There were 725 households, of which 25.8% had children under the age of 18 living with them, 47.0% were married couples living together, 7.7% had a female householder with no husband present, 4.1% had a male householder with no wife present, and 41.1% were non-families. 36.0% of all households were made up of individuals, and 19.3% had someone living alone who was 65 years of age or older. The average household size was 2.17 and the average family size was 2.80.

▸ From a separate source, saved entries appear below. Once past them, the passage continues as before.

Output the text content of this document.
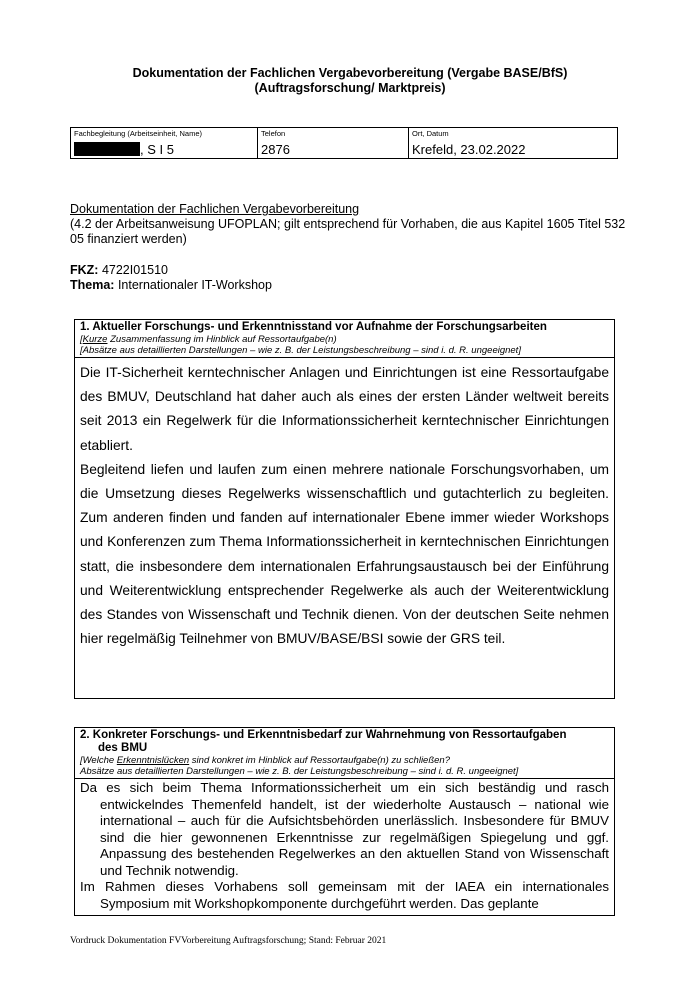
Dokumentation der Fachlichen Vergabevorbereitung (Vergabe BASE/BfS)
(Auftragsforschung/ Marktpreis)
Fachbegleitung (Arbeitseinheit, Name)
, S I 5
Telefon
2876
Ort, Datum
Krefeld, 23.02.2022
Dokumentation der Fachlichen Vergabevorbereitung
(4.2 der Arbeitsanweisung UFOPLAN; gilt entsprechend für Vorhaben, die aus Kapitel 1605 Titel 532 05 finanziert werden)
FKZ: 4722I01510
Thema: Internationaler IT-Workshop
1. Aktueller Forschungs- und Erkenntnisstand vor Aufnahme der Forschungsarbeiten
[Kurze Zusammenfassung im Hinblick auf Ressortaufgabe(n)
[Absätze aus detaillierten Darstellungen – wie z. B. der Leistungsbeschreibung – sind i. d. R. ungeeignet]

Die IT-Sicherheit kerntechnischer Anlagen und Einrichtungen ist eine Ressortaufgabe des BMUV, Deutschland hat daher auch als eines der ersten Länder weltweit bereits seit 2013 ein Regelwerk für die Informationssicherheit kerntechnischer Einrichtungen etabliert.

Begleitend liefen und laufen zum einen mehrere nationale Forschungsvorhaben, um die Umsetzung dieses Regelwerks wissenschaftlich und gutachterlich zu begleiten. Zum anderen finden und fanden auf internationaler Ebene immer wieder Workshops und Konferenzen zum Thema Informationssicherheit in kerntechnischen Einrichtungen statt, die insbesondere dem internationalen Erfahrungsaustausch bei der Einführung und Weiterentwicklung entsprechender Regelwerke als auch der Weiterentwicklung des Standes von Wissenschaft und Technik dienen. Von der deutschen Seite nehmen hier regelmäßig Teilnehmer von BMUV/BASE/BSI sowie der GRS teil.

2. Konkreter Forschungs- und Erkenntnisbedarf zur Wahrnehmung von Ressortaufgaben
des BMU
[Welche Erkenntnislücken sind konkret im Hinblick auf Ressortaufgabe(n) zu schließen?
Absätze aus detaillierten Darstellungen – wie z. B. der Leistungsbeschreibung – sind i. d. R. ungeeignet]

Da es sich beim Thema Informationssicherheit um ein sich beständig und rasch entwickelndes Themenfeld handelt, ist der wiederholte Austausch – national wie international – auch für die Aufsichtsbehörden unerlässlich. Insbesondere für BMUV sind die hier gewonnenen Erkenntnisse zur regelmäßigen Spiegelung und ggf. Anpassung des bestehenden Regelwerkes an den aktuellen Stand von Wissenschaft und Technik notwendig.

Im Rahmen dieses Vorhabens soll gemeinsam mit der IAEA ein internationales Symposium mit Workshopkomponente durchgeführt werden. Das geplante

Vordruck Dokumentation FVVorbereitung Auftragsforschung; Stand: Februar 2021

The median age in the city was 45.3 years. 21.2% of residents were under the age of 18; 7.3% were between the ages of 18 and 24; 21.2% were from 25 to 44; 26.2% were from 45 to 64; and 24.1% were 65 years of age or older. The gender makeup of the city was 46.9% male and 53.1% female.

===2000 census===
As of the census of 2000, there were 1,783 people, 803 households, and 452 families residing in the city. The population density was 1,132.3 PD/sqmi. There were 880 housing units at an average density of 558.9 /sqmi. The racial makeup of the city was 99.16% White, 0.17% African American, 0.22% Asian, 0.11% from other races, and 0.34% from two or more races. Hispanic or Latino of any race were 0.73% of the population.

There were 803 households, out of which 24.3% had children under the age of 18 living with them, 46.9% were married couples living together, 6.7% had a female householder with no husband present, 4.1% were single, and 43.6% were non-families. 39.6% of all households were made up of individuals, and 24.4% had someone living alone who was 65 years of age or older. The average household size was 2.14 and the average family size was 2.87.

Age spread: 22.5% under the age of 18, 6.8% from 18 to 24, 24.5% from 25 to 44, 20.1% from 45 to 64, and 26.0% who were 65 years of age or older. The median age was 42 years. For every 100 females, there were 83.1 males. For every 100 females age 18 and over, there were 79.8 males.

The median income for a household in the city was $28,977, and the median income for a family was $45,227. Males had a median income of $26,667 versus $19,569 for females. The per capita income for the city was $15,836. About 5.0% of families and 7.5% of the population were below the poverty line, including 8.5% of those under age 18 and 9.7% of those age 65 or over.
==Education==
Public education for elementary and secondary school students is provided by the local school district Corning Community Schools. The school system, as of 2013, began whole grade sharing with the nearby Villisca Community School District, and the Corning district operates jointly with the Villisca district, Southwest Valley High School, with the mascot being the Timberwolf. Students completing their studies previously graduated from Corning High School. The school's mascot and athletic emblem were the Red Raiders.

==Notable people==
- Byron Barr, actor who starred in Double Indemnity and Tokyo Rose
- Johnny Carson, American talk show host and comedian, was born in Corning.
- Horace Mann Towner, United States Representative from Iowa's 8th congressional district
- Daniel Webster Turner, Governor of Iowa from 1931–1933.